Q291       Martin Whitfield: A very quick question. Do you see a conflict between the transparency of publishing the results and the need to take the public and the NHS with you, and the protection of the commercial interest in respect of the algorithms? Do you see any concern in that conflict?

Dr King: DeepMind has published some of its most famous algorithms: AlphaGo, the algorithm that beat the world champion in the ancient Chinese game of Go; WaveNet, which is a text-to-speech algorithm and the leading algorithm of its kind, which many of our competitors now use. That was meant to stimulate the research community and show the progress we are making. I do not think we have a red line on saying that we will not publish code. There are very small numbers of people who understand—I certainly don’t—the hundreds of thousands of lines of code that make up our algorithm. In the healthcare context, clinicians, and ultimately patients, are more interested in a meaningful explanation of how it works rather than mathematical equations.

In terms of the question on commercial sensitivity, there are issues there, but the more fundamental question from a clinical safety perspective is that publishing algorithms and releasing them, or allowing other people to release them into the wild, does not necessarily consider the careful safety mechanisms and monitoring mechanisms that we are putting in place to make sure that they are safely deployed. This is so much more than an algorithm. It is about safe implementations and effective monitoring. I am not sure it is particularly useful just to release them.

Q292       Martin Whitfield: The algorithm sits within a process.

Dr King: Absolutely—a sociotechnical approach to an unmet need of a problem identified by clinicians and patients. I am not sure how helpful just publishing an algorithm is.

Q293       Chair: There is one final question from me. An application of algorithms that has been in the news a bit is the development of online GP services, Babylon being one of them, but there are others. I suppose particularly for Harry and Eleonora, there are different views expressed in the media, the Royal College of GPs expressing real concerns about risk; others are saying that this could be a significant disruptive technology that could seek to address the workforce constraints that we are facing across the system. Do either of you, Harry or Eleonora, have a view, and others as well?

Eleonora Harwich: I have not looked deeply into the Babylon case, but I remember coming across a few blogs in the BMJ. One thing that would concern me is the small disclaimer that, basically, if you have chronic health conditions, it strongly advises that you do not use GP at Hand. I do not know if they are going to change that once they potentially scale a little bit more or trial those things a bit more, but I guess there is something to be said around the type of discrimination that that might enact, because, if it is just used by people who are very healthy or who love to track their vital signs and so on, I am not 100% sure how that really is the most important public health improvement.

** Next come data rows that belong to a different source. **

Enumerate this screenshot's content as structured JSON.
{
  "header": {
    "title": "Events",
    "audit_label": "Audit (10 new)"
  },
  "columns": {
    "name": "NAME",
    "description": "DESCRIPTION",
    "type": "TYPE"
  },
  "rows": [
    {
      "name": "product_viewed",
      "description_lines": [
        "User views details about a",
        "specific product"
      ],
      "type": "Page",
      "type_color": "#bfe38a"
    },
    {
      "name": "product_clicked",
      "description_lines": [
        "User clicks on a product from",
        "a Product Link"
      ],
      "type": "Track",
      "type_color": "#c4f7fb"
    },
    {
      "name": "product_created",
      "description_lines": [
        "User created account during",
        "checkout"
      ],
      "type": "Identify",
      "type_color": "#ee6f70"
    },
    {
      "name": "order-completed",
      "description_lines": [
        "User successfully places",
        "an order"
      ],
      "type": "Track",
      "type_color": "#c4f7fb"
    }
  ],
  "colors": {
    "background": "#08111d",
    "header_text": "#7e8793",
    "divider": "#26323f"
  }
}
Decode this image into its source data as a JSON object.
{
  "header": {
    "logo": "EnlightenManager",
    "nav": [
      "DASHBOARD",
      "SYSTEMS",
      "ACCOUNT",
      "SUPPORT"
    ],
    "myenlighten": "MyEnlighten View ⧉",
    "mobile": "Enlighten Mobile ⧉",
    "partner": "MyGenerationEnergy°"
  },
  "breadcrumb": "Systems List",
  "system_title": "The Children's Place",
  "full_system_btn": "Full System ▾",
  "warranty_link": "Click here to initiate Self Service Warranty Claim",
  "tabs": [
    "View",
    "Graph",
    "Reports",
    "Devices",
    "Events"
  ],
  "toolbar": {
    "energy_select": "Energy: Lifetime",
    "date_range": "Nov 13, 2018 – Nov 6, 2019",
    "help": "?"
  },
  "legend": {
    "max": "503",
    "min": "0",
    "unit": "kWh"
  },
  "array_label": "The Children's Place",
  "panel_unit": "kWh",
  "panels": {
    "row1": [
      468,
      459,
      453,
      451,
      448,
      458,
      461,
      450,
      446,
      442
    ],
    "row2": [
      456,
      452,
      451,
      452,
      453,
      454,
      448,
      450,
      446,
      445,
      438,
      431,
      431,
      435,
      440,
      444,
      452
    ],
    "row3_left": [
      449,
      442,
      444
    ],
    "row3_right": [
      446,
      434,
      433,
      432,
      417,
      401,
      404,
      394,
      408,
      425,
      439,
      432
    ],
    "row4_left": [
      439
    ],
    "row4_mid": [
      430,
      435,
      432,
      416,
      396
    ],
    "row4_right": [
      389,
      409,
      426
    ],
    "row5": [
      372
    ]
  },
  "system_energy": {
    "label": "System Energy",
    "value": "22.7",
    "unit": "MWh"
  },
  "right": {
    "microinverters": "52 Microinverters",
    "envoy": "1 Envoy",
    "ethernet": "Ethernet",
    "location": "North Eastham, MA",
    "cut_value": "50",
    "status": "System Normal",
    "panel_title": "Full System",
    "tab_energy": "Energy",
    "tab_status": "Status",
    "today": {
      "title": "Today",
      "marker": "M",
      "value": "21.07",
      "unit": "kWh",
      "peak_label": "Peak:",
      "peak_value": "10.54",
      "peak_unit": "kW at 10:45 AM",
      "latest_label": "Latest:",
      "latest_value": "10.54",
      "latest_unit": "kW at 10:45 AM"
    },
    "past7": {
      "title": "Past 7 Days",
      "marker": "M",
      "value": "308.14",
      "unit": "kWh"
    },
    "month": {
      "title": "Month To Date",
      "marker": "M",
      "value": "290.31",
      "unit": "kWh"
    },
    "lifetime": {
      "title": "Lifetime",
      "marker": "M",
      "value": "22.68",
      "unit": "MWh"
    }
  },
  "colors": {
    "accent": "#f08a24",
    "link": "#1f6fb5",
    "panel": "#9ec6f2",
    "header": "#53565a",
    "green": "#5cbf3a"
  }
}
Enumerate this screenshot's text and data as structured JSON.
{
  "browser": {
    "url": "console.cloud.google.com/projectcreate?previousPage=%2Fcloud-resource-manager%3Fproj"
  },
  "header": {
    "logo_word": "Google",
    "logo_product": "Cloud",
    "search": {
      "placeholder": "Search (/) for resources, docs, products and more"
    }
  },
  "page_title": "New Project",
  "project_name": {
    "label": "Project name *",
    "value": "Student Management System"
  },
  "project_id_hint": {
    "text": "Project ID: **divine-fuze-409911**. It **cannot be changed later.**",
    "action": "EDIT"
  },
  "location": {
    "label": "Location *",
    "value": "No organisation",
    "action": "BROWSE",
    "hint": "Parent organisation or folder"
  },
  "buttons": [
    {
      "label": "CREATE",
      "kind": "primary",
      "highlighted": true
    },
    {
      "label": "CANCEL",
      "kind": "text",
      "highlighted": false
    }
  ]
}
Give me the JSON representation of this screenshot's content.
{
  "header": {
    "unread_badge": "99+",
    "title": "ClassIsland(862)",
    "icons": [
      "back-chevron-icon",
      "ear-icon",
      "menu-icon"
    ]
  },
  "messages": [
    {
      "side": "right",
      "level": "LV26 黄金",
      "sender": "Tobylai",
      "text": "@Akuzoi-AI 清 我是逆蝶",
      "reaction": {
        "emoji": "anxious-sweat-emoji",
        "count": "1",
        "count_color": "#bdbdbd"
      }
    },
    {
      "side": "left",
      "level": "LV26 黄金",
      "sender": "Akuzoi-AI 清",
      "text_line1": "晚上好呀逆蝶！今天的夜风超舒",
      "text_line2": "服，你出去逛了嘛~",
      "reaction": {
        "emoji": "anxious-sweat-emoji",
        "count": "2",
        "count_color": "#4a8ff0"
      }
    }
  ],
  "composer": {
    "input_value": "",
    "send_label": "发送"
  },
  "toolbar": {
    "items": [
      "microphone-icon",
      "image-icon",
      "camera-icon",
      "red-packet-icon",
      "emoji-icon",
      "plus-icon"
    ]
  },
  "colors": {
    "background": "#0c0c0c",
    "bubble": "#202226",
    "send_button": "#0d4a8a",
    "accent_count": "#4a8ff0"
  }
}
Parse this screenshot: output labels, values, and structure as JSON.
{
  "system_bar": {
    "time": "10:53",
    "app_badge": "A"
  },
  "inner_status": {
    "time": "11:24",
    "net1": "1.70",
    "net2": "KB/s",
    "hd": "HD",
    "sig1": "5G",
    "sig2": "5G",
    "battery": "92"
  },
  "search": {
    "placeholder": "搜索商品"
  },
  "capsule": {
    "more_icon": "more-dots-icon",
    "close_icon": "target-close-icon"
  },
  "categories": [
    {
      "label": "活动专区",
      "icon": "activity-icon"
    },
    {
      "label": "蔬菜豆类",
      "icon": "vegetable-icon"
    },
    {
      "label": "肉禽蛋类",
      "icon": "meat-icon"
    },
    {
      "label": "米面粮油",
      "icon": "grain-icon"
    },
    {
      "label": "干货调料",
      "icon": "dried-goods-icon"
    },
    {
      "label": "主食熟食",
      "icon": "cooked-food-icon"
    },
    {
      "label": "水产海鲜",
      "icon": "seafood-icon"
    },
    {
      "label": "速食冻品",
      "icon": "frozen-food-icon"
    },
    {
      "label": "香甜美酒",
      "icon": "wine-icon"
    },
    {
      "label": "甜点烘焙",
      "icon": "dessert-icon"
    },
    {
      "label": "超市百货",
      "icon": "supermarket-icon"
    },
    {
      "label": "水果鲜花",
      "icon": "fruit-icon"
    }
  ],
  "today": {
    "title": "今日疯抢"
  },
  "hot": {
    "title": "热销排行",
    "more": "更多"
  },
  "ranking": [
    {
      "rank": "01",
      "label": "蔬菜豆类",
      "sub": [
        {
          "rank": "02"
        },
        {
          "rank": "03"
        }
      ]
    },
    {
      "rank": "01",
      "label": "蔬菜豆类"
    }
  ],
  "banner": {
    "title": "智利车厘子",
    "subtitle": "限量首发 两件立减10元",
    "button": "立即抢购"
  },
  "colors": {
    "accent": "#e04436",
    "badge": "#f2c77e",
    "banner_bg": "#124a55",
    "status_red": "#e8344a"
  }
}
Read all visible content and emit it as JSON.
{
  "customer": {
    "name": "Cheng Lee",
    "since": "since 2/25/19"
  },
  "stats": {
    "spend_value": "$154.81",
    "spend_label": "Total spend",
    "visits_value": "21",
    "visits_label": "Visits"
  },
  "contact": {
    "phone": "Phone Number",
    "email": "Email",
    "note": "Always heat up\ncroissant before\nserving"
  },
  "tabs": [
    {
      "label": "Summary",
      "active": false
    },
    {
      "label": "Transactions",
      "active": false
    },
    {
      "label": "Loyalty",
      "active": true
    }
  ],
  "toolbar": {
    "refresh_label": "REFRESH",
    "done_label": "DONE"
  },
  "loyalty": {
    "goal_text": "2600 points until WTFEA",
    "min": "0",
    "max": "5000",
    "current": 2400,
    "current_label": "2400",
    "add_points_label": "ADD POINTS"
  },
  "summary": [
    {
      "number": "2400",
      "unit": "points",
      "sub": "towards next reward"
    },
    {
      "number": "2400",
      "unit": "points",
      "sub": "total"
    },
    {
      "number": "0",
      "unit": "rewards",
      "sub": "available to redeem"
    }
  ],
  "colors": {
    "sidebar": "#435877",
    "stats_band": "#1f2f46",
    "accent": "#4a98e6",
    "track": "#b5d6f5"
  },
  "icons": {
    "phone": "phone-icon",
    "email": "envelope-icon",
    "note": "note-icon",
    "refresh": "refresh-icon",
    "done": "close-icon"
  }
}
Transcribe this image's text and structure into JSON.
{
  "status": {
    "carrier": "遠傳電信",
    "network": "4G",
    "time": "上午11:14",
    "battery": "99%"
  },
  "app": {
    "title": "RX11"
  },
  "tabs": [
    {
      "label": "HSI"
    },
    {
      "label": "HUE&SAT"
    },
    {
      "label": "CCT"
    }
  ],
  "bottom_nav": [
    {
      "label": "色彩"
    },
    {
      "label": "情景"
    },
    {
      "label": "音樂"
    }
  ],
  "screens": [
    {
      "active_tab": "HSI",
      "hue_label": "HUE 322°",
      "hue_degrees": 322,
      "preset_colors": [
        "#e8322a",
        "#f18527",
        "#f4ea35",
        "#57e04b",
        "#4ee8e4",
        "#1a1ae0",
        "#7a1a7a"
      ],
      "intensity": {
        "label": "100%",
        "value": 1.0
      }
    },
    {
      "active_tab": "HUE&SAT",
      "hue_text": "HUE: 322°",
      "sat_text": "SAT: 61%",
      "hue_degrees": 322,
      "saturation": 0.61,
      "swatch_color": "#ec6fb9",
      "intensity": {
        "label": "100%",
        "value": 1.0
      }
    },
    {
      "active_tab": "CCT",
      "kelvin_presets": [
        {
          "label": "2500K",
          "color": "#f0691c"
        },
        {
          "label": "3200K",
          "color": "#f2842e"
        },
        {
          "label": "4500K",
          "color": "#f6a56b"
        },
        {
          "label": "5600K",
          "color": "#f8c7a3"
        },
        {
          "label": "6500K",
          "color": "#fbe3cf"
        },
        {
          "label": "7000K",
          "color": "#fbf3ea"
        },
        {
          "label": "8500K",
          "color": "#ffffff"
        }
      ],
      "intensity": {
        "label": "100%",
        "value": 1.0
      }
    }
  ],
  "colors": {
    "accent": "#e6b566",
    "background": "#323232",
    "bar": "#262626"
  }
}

Professor Hemingway: I would make two points: first, rigorous evaluation. Certainly, evaluation is under way. It remains to be seen how rigorous that is. That is extremely important. The second point is that several GPs have said to me that this can lead to what we do best: the things that computers cannot do. Empathy, judgment and wisdom we find very challenging, and that has an ongoing and changing role in general practice.

Chair: Are there any other comments at all? No. Thank you all very much indeed. It has been an absolutely fascinating session. We appreciate your time.


[1] Note by witness: The following paper addresses the cost of not sharing data in healthcare, The other side of the coin: Harm due to the non-use of health-related data (International Journal of Medical Informatics 97 (2017) 43–51)

[2] Note by Eleonora Harwich [Reform]: I think a distinction should be made about the semantics here because I think we are talking about legal liability in case of failure. I think that AI should be following the same procedures than for other medical, where is there a clear recall procedure and liability attached to it. However, I would like to leave the committee members with a question which will be about the role and influence of insurance companies in this debate about assigning liability.